Tout l’État n’est composé que de trois ordres, ainsi qu’on l’a montré au commencement de cette longue mais nécessaire digression. Nul François qui ne soit membre de l’un de ces trois ordres, par conséquent nul François qui puisse être autre chose qu’ecclésiastique, noble ou du tiers état. Chaque ordre a ses subdivisions ; celui qui est devenu le premier est composé du corps des pasteurs du premier et du second ordre, des chapitres du clergé séculier, et du régulier qui se divise encore en ordres et en communautés différentes. Il en est de même de l’ordre de la noblesse et de celui du tiers état. Avec cette démonstration, comment se peut-il entendre qu’une cour de justice qui, par son essence, n’est ni du premier ni du second ordre, et qui n’est établie que pour juger les causes des particuliers, puisse être le premier corps de l’État ? Voilà une exclusion dont l’évidence frappe.

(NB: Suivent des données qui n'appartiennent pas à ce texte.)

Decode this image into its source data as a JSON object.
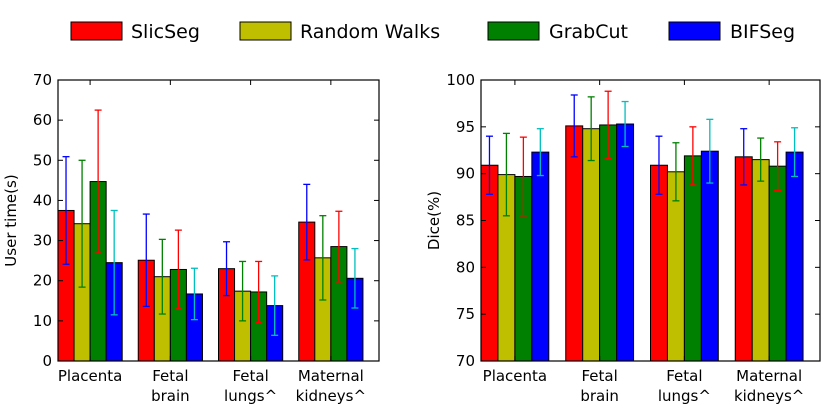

On ne peut comprendre comment un corps du tiers état se met au-dessus de ces trois ordres, si on a jamais su que la partie ne peut être plus grande que son tout, et que le tiers état dont le parlement fait partie, non seulement ne précède pas les deux autres, ordres, et que de cela même il est connu sous le nom de tiers état, mais qu’il ne leur est pas égal et leur est inférieur en quantité de choses très marquées. Ce raisonnement seul devroit suffire, mais la chicane maîtresse des cavillations, et féconde en refaites, veut être forcée dans ses retranchements.

Je n’en vois ici que deux, l’un que le parlement ne soit pas du tiers ordre ; l’autre qu’il soit autre qu’une simple cour de justice. Ce seroit revenir sur ses pas par une ennuyeuse

  1. Passage omis par les précédents éditeurs depuis C’est ce qui m’a obligé.